Song by Chance the Rapper featuring Kanye West and Chicago Children's Choir

from the album Coloring Book
- Released: May 13, 2016
- Genre: Hip hop; gospel rap;
- Length: 3:23
- Label: Self-released
- Songwriters: Chancelor J. Bennett; Kanye West; Grace Weber; Nate Fox; Nico Segal; Peter Wilkins; Francis Farewell Starlite; Vasil Garnanliever; Teddy Jackson; Sima Cunningham; Josephine Lee; Jack Red; Isaiah Robinson;
- Producers: Chance the Rapper; Kanye West; Nate Fox; Nico Segal; Peter CottonTale; Francis and the Lights;

= All We Got (Chance the Rapper song) =

"All We Got" is a song by American rapper Chance the Rapper featuring Kanye West and Chicago Children's Choir, from Chance's third mixtape Coloring Book (2016).

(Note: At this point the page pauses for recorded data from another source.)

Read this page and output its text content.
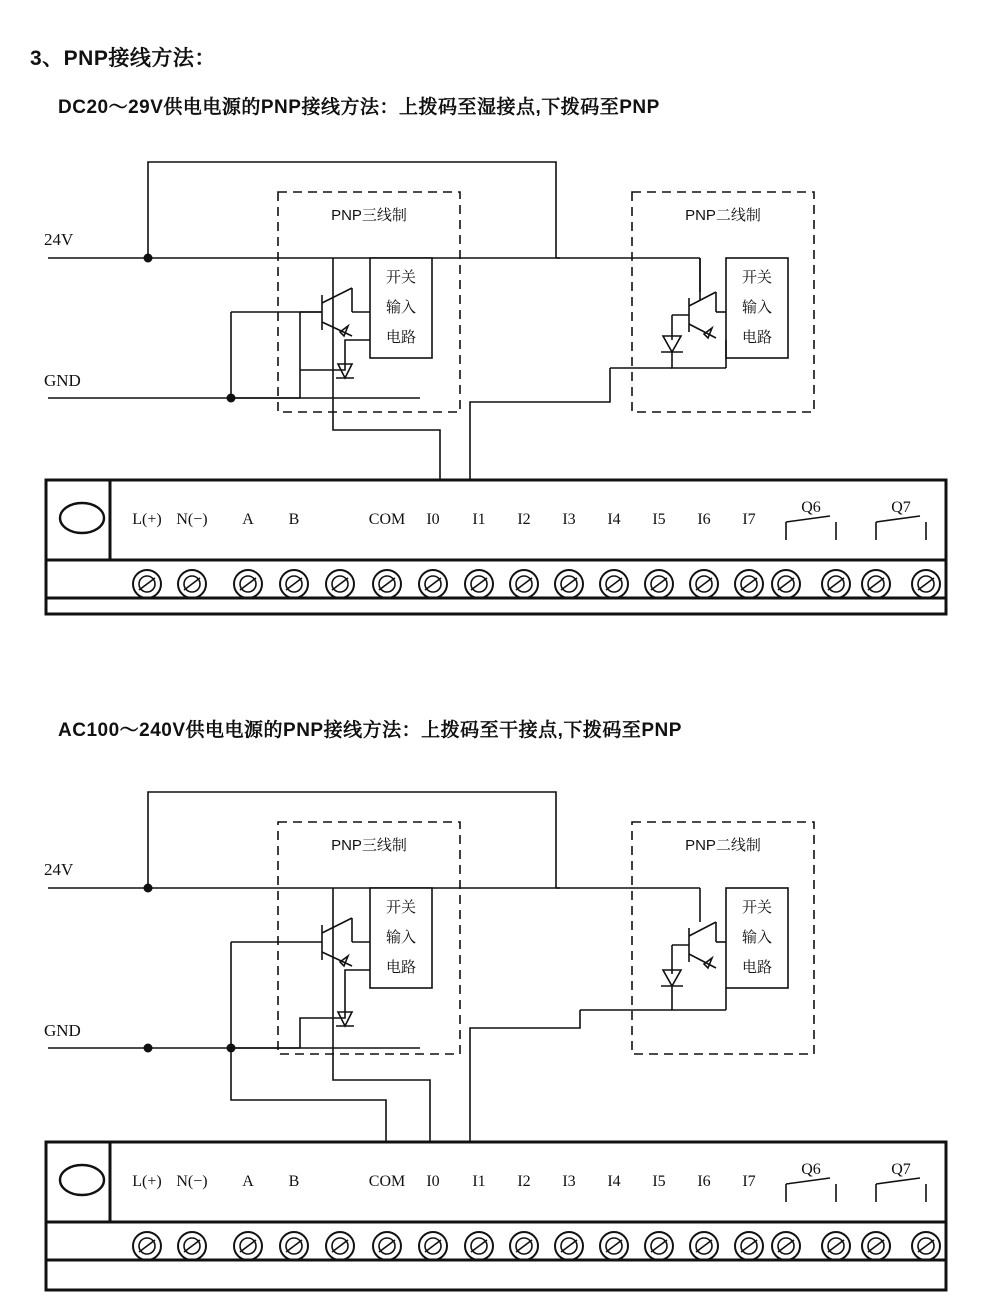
3、PNP接线方法：
DC20～29V供电电源的PNP接线方法：上拨码至湿接点,下拨码至PNP
24V
GND
PNP三线制
开关
输入
电路
PNP二线制
开关
输入
电路
L(+) N(−) A B	COM I0 I1 I2 I3 I4 I5 I6 I7
Q6	Q7
AC100～240V供电电源的PNP接线方法：上拨码至干接点,下拨码至PNP
24V
GND
PNP三线制
开关
输入
电路
PNP二线制
开关
输入
电路
L(+) N(−) A B	COM I0 I1 I2 I3 I4 I5 I6 I7
Q6	Q7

It contains vocals from Francis Starlite, Grace Weber, Isaiah Robinson, Jack Red, Sima Cunningham, Teddy Jackson and Vasil Garvanliev. A remix was shared by SBTRKT in March 2018.

==Background==
Chance didn't originally plan for the song to be the kickoff track on the mixtape. SBTRKT shared a remix of it on March 22, 2018.

==Creation==
"Music is all we got" is a West lyric and Chance revealed that "All We Got" was a perfect record because it wasn't the first one they made for the lyric. He also elaborated on how West added his touch to the song sonically.

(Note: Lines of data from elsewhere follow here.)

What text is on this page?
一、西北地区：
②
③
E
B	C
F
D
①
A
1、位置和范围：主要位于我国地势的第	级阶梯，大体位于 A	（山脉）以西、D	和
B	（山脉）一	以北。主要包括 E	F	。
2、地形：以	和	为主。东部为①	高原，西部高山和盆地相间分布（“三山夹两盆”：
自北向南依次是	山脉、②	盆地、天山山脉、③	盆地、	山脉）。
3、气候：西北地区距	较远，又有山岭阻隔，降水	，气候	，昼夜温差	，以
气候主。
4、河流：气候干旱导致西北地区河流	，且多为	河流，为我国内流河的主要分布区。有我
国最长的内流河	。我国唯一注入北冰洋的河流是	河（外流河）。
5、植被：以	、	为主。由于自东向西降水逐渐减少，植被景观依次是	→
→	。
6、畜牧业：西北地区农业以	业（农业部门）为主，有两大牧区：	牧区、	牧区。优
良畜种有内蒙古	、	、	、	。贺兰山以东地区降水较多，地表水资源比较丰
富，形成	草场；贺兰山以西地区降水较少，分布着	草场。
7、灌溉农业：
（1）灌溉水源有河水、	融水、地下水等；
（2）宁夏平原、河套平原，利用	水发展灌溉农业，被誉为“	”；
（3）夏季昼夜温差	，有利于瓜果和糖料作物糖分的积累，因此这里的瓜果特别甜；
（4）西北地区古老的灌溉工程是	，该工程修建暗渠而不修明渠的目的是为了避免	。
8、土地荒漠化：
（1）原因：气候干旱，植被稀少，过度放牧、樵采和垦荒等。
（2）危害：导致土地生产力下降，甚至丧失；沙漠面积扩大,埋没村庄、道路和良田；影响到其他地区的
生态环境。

==Commercial performance==
The song debuted at number 2 on the US Billboard Bubbling Under Hot 100 and spend a total of two weeks on the chart. It debuted at number 45 on the US Hot R&B/Hip-Hop Songs chart in the same week as this.

==Charts==

| Chart (2016) | Peak position |
|---|---|
| US Bubbling Under Hot 100 (Billboard) | 2 |
| US Hot R&B/Hip-Hop Songs (Billboard) | 45 |
| US On-Demand Songs (Billboard) | 36 |

==Certifications==

Certifications for "All We Got"
| Region | Certification | Certified units/sales |
| New Zealand (RMNZ) | Gold | 15,000^{‡} |
^{‡} Sales+streaming figures based on certification alone.